Publié le 20/04/2026

Le contrat de co-réalisation est l’une des formes de collaboration entre un producteur et un diffuseur dans le spectacle vivant, notamment lors d’une tournée. Moins rigide qu’un contrat de cession et plus souple qu’une coproduction, il constitue un modèle hybride qui permet de répartir les risques financiers entre les deux parties. Utilisé dans des lieux aussi variés que les cafés-théâtres ou les scènes nationales, il répond à un objectif simple : mutualiser l’investissement, tout en assurant une certaine équité économique.

Qu’est-ce qu’un contrat de co-réalisation ?

Dans un contrat de co-réalisation, deux acteurs s’engagent temporairement à faire exister une ou plusieurs représentations d’un spectacle. D’un côté, le producteur, responsable du spectacle et de l’emploi du plateau artistique. De l’autre, le diffuseur, aussi appelé organisateur, qui accueille le spectacle et prend en charge sa diffusion auprès du public.

Contrairement au contrat de cession, dans lequel le diffuseur achète la représentation à un prix fixe, la co-réalisation repose sur un système mixte : un minimum garanti (MG) auquel peut s’ajouter un partage des recettes de billetterie. C’est cette flexibilité qui en fait un format très apprécié, notamment lorsque les parties souhaitent limiter leur exposition financière tout en conservant un levier sur la rentabilité.

Le minimum garanti (MG) : une base de sécurité

Le MG représente le montant minimum que le diffuseur s’engage à verser au producteur, quelle que soit la réussite commerciale de la représentation. Il est souvent inférieur au tarif d’une cession classique, ce qui rend le modèle plus attractif pour le diffuseur.

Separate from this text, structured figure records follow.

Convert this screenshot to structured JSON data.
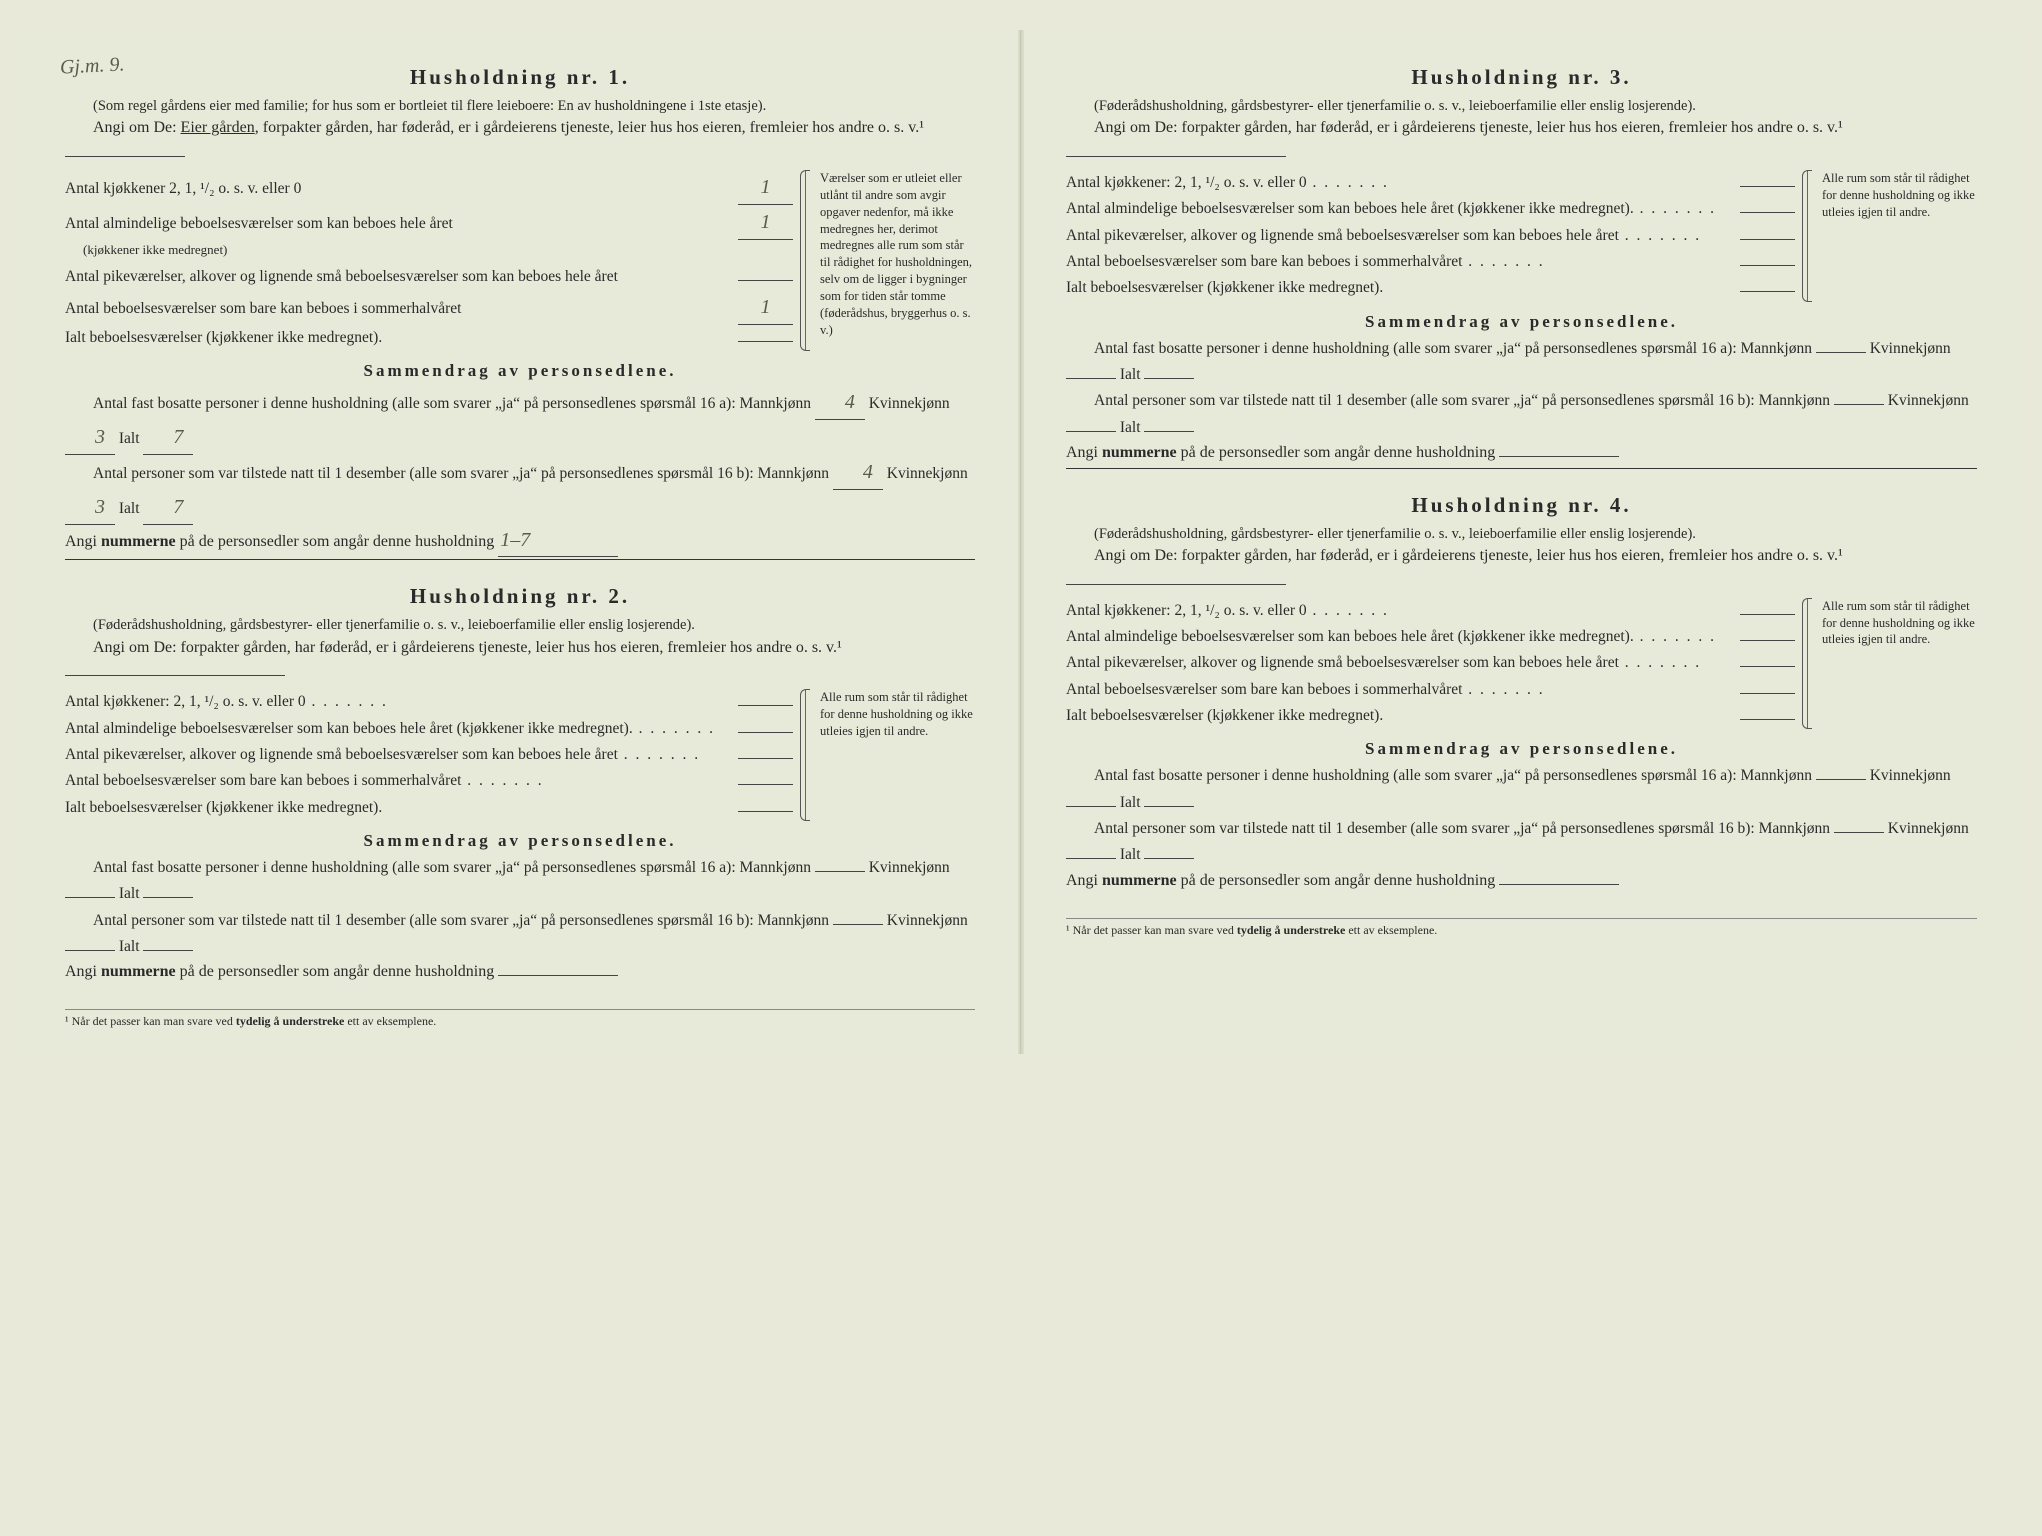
{
  "annotation": "Gj.m. 9.",
  "colors": {
    "paper": "#e8ead9",
    "ink": "#2a2a2a",
    "hand": "#5a5a4a",
    "rule": "#444"
  },
  "fonts": {
    "body_family": "Georgia, Times New Roman, serif",
    "body_size_pt": 12,
    "title_size_pt": 16,
    "subhead_size_pt": 13,
    "side_size_pt": 9.5,
    "footnote_size_pt": 9
  },
  "hh": [
    {
      "title": "Husholdning nr. 1.",
      "paren": "(Som regel gårdens eier med familie; for hus som er bortleiet til flere leieboere: En av husholdningene i 1ste etasje).",
      "angi_prefix": "Angi om De:",
      "angi_body": "Eier gården, forpakter gården, har føderåd, er i gårdeierens tjeneste, leier hus hos eieren, fremleier hos andre o. s. v.¹",
      "angi_underlined": "Eier gården",
      "kj_label": "Antal kjøkkener 2, 1, ¹/₂ o. s. v. eller 0",
      "kj_val": "1",
      "alm_label": "Antal almindelige beboelsesværelser som kan beboes hele året",
      "alm_sub": "(kjøkkener ikke medregnet)",
      "alm_val": "1",
      "pike_label": "Antal pikeværelser, alkover og lignende små beboelsesværelser som kan beboes hele året",
      "pike_val": "",
      "som_label": "Antal beboelsesværelser som bare kan beboes i sommerhalvåret",
      "som_val": "1",
      "ialt_label": "Ialt beboelsesværelser (kjøkkener ikke medregnet).",
      "ialt_val": "",
      "side": "Værelser som er utleiet eller utlånt til andre som avgir opgaver nedenfor, må ikke medregnes her, derimot medregnes alle rum som står til rådighet for husholdningen, selv om de ligger i bygninger som for tiden står tomme (føderådshus, bryggerhus o. s. v.)",
      "samhead": "Sammendrag av personsedlene.",
      "sam1a": "Antal fast bosatte personer i denne husholdning (alle som svarer „ja“ på personsedlenes spørsmål 16 a):",
      "sam1b": "Antal personer som var tilstede natt til 1 desember (alle som svarer „ja“ på personsedlenes spørsmål 16 b):",
      "m_lbl": "Mannkjønn",
      "k_lbl": "Kvinnekjønn",
      "i_lbl": "Ialt",
      "m16a": "4",
      "k16a": "3",
      "i16a": "7",
      "m16b": "4",
      "k16b": "3",
      "i16b": "7",
      "angi_num": "Angi nummerne på de personsedler som angår denne husholdning",
      "num_val": "1–7"
    },
    {
      "title": "Husholdning nr. 2.",
      "paren": "(Føderådshusholdning, gårdsbestyrer- eller tjenerfamilie o. s. v., leieboerfamilie eller enslig losjerende).",
      "angi_prefix": "Angi om De:",
      "angi_body": "forpakter gården, har føderåd, er i gårdeierens tjeneste, leier hus hos eieren, fremleier hos andre o. s. v.¹",
      "kj_label": "Antal kjøkkener: 2, 1, ¹/₂ o. s. v. eller 0",
      "kj_val": "",
      "alm_label": "Antal almindelige beboelsesværelser som kan beboes hele året (kjøkkener ikke medregnet).",
      "alm_val": "",
      "pike_label": "Antal pikeværelser, alkover og lignende små beboelsesværelser som kan beboes hele året",
      "pike_val": "",
      "som_label": "Antal beboelsesværelser som bare kan beboes i sommerhalvåret",
      "som_val": "",
      "ialt_label": "Ialt beboelsesværelser (kjøkkener ikke medregnet).",
      "ialt_val": "",
      "side": "Alle rum som står til rådighet for denne husholdning og ikke utleies igjen til andre.",
      "samhead": "Sammendrag av personsedlene.",
      "sam1a": "Antal fast bosatte personer i denne husholdning (alle som svarer „ja“ på personsedlenes spørsmål 16 a):",
      "sam1b": "Antal personer som var tilstede natt til 1 desember (alle som svarer „ja“ på personsedlenes spørsmål 16 b):",
      "m_lbl": "Mannkjønn",
      "k_lbl": "Kvinnekjønn",
      "i_lbl": "Ialt",
      "m16a": "",
      "k16a": "",
      "i16a": "",
      "m16b": "",
      "k16b": "",
      "i16b": "",
      "angi_num": "Angi nummerne på de personsedler som angår denne husholdning",
      "num_val": ""
    },
    {
      "title": "Husholdning nr. 3.",
      "paren": "(Føderådshusholdning, gårdsbestyrer- eller tjenerfamilie o. s. v., leieboerfamilie eller enslig losjerende).",
      "angi_prefix": "Angi om De:",
      "angi_body": "forpakter gården, har føderåd, er i gårdeierens tjeneste, leier hus hos eieren, fremleier hos andre o. s. v.¹",
      "kj_label": "Antal kjøkkener: 2, 1, ¹/₂ o. s. v. eller 0",
      "kj_val": "",
      "alm_label": "Antal almindelige beboelsesværelser som kan beboes hele året (kjøkkener ikke medregnet).",
      "alm_val": "",
      "pike_label": "Antal pikeværelser, alkover og lignende små beboelsesværelser som kan beboes hele året",
      "pike_val": "",
      "som_label": "Antal beboelsesværelser som bare kan beboes i sommerhalvåret",
      "som_val": "",
      "ialt_label": "Ialt beboelsesværelser (kjøkkener ikke medregnet).",
      "ialt_val": "",
      "side": "Alle rum som står til rådighet for denne husholdning og ikke utleies igjen til andre.",
      "samhead": "Sammendrag av personsedlene.",
      "sam1a": "Antal fast bosatte personer i denne husholdning (alle som svarer „ja“ på personsedlenes spørsmål 16 a):",
      "sam1b": "Antal personer som var tilstede natt til 1 desember (alle som svarer „ja“ på personsedlenes spørsmål 16 b):",
      "m_lbl": "Mannkjønn",
      "k_lbl": "Kvinnekjønn",
      "i_lbl": "Ialt",
      "m16a": "",
      "k16a": "",
      "i16a": "",
      "m16b": "",
      "k16b": "",
      "i16b": "",
      "angi_num": "Angi nummerne på de personsedler som angår denne husholdning",
      "num_val": ""
    },
    {
      "title": "Husholdning nr. 4.",
      "paren": "(Føderådshusholdning, gårdsbestyrer- eller tjenerfamilie o. s. v., leieboerfamilie eller enslig losjerende).",
      "angi_prefix": "Angi om De:",
      "angi_body": "forpakter gården, har føderåd, er i gårdeierens tjeneste, leier hus hos eieren, fremleier hos andre o. s. v.¹",
      "kj_label": "Antal kjøkkener: 2, 1, ¹/₂ o. s. v. eller 0",
      "kj_val": "",
      "alm_label": "Antal almindelige beboelsesværelser som kan beboes hele året (kjøkkener ikke medregnet).",
      "alm_val": "",
      "pike_label": "Antal pikeværelser, alkover og lignende små beboelsesværelser som kan beboes hele året",
      "pike_val": "",
      "som_label": "Antal beboelsesværelser som bare kan beboes i sommerhalvåret",
      "som_val": "",
      "ialt_label": "Ialt beboelsesværelser (kjøkkener ikke medregnet).",
      "ialt_val": "",
      "side": "Alle rum som står til rådighet for denne husholdning og ikke utleies igjen til andre.",
      "samhead": "Sammendrag av personsedlene.",
      "sam1a": "Antal fast bosatte personer i denne husholdning (alle som svarer „ja“ på personsedlenes spørsmål 16 a):",
      "sam1b": "Antal personer som var tilstede natt til 1 desember (alle som svarer „ja“ på personsedlenes spørsmål 16 b):",
      "m_lbl": "Mannkjønn",
      "k_lbl": "Kvinnekjønn",
      "i_lbl": "Ialt",
      "m16a": "",
      "k16a": "",
      "i16a": "",
      "m16b": "",
      "k16b": "",
      "i16b": "",
      "angi_num": "Angi nummerne på de personsedler som angår denne husholdning",
      "num_val": ""
    }
  ],
  "footnote": "¹ Når det passer kan man svare ved tydelig å understreke ett av eksemplene.",
  "footnote_bold": "tydelig å understreke"
}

Pour le producteur, le minimum garanti constitue une première garantie de rémunération, même en cas de faible affluence. Pour le diffuseur, il limite les risques financiers, puisque ce montant est souvent calculé sur une prévision de remplissage modeste.

Le variable : un partage de la réussite

Si la billetterie dépasse un certain seuil, une part variable peut s’ajouter au MG. Elle est généralement calculée sur les recettes de billetterie nettes, selon un pourcentage défini contractuellement. Par exemple : 50/50 entre le producteur et le diffuseur.

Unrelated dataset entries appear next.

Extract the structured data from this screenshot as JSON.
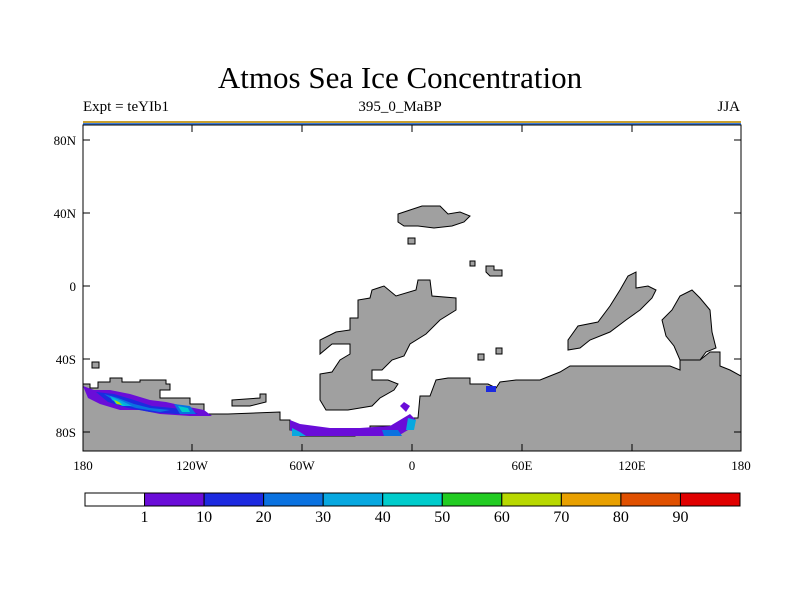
{
  "title": "Atmos Sea Ice Concentration",
  "subtitle_left": "Expt = teYIb1",
  "subtitle_center": "395_0_MaBP",
  "subtitle_right": "JJA",
  "map": {
    "lat_labels": [
      "80N",
      "40N",
      "0",
      "40S",
      "80S"
    ],
    "lon_labels": [
      "180",
      "120W",
      "60W",
      "0",
      "60E",
      "120E",
      "180"
    ],
    "land_color": "#a0a0a0",
    "ocean_color": "#ffffff"
  },
  "colorbar": {
    "levels": [
      "1",
      "10",
      "20",
      "30",
      "40",
      "50",
      "60",
      "70",
      "80",
      "90"
    ],
    "colors": [
      "#ffffff",
      "#6a0dd8",
      "#1c2ae0",
      "#0a72e0",
      "#08a8e0",
      "#00cccc",
      "#22cc22",
      "#b8d800",
      "#e8a000",
      "#e05000",
      "#e00000"
    ]
  }
}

Dans ce modèle, chacun est incité à contribuer au succès de la représentation : le diffuseur à travers sa communication, le producteur via la qualité artistique et la notoriété de l’œuvre.

À noter que le merchandising est, sauf mention contraire, entièrement reversé au producteur, tandis que les recettes de bar et de restauration reviennent plutôt au diffuseur. Il est donc important de clarifier dans le contrat la nature des recettes concernées et leur répartition précise.

MG + Variable ou MG vs Variable : deux modèles économiques

Le contrat de co-réalisation peut fonctionner selon deux approches différentes :

  • MG + Variable : le minimum garanti est versé systématiquement, et si la part variable dépasse le MG, elle vient s’ajouter. C’est donc un cumul des deux.
  • MG vs Variable : seul le montant le plus avantageux pour le producteur est versé. Si la part variable est supérieure au MG, elle remplace ce dernier. Si elle est inférieure, le MG est conservé. Il n’y a jamais cumul, mais compensation.

En France, c’est généralement le modèle MG + Variable qui est privilégié, car il permet de mieux sécuriser le producteur, notamment dans un secteur où la rentabilité peut dépendre d’un ou deux soirs de très forte affluence. Le modèle MG vs Variable est quant à lui plus courant à l’international.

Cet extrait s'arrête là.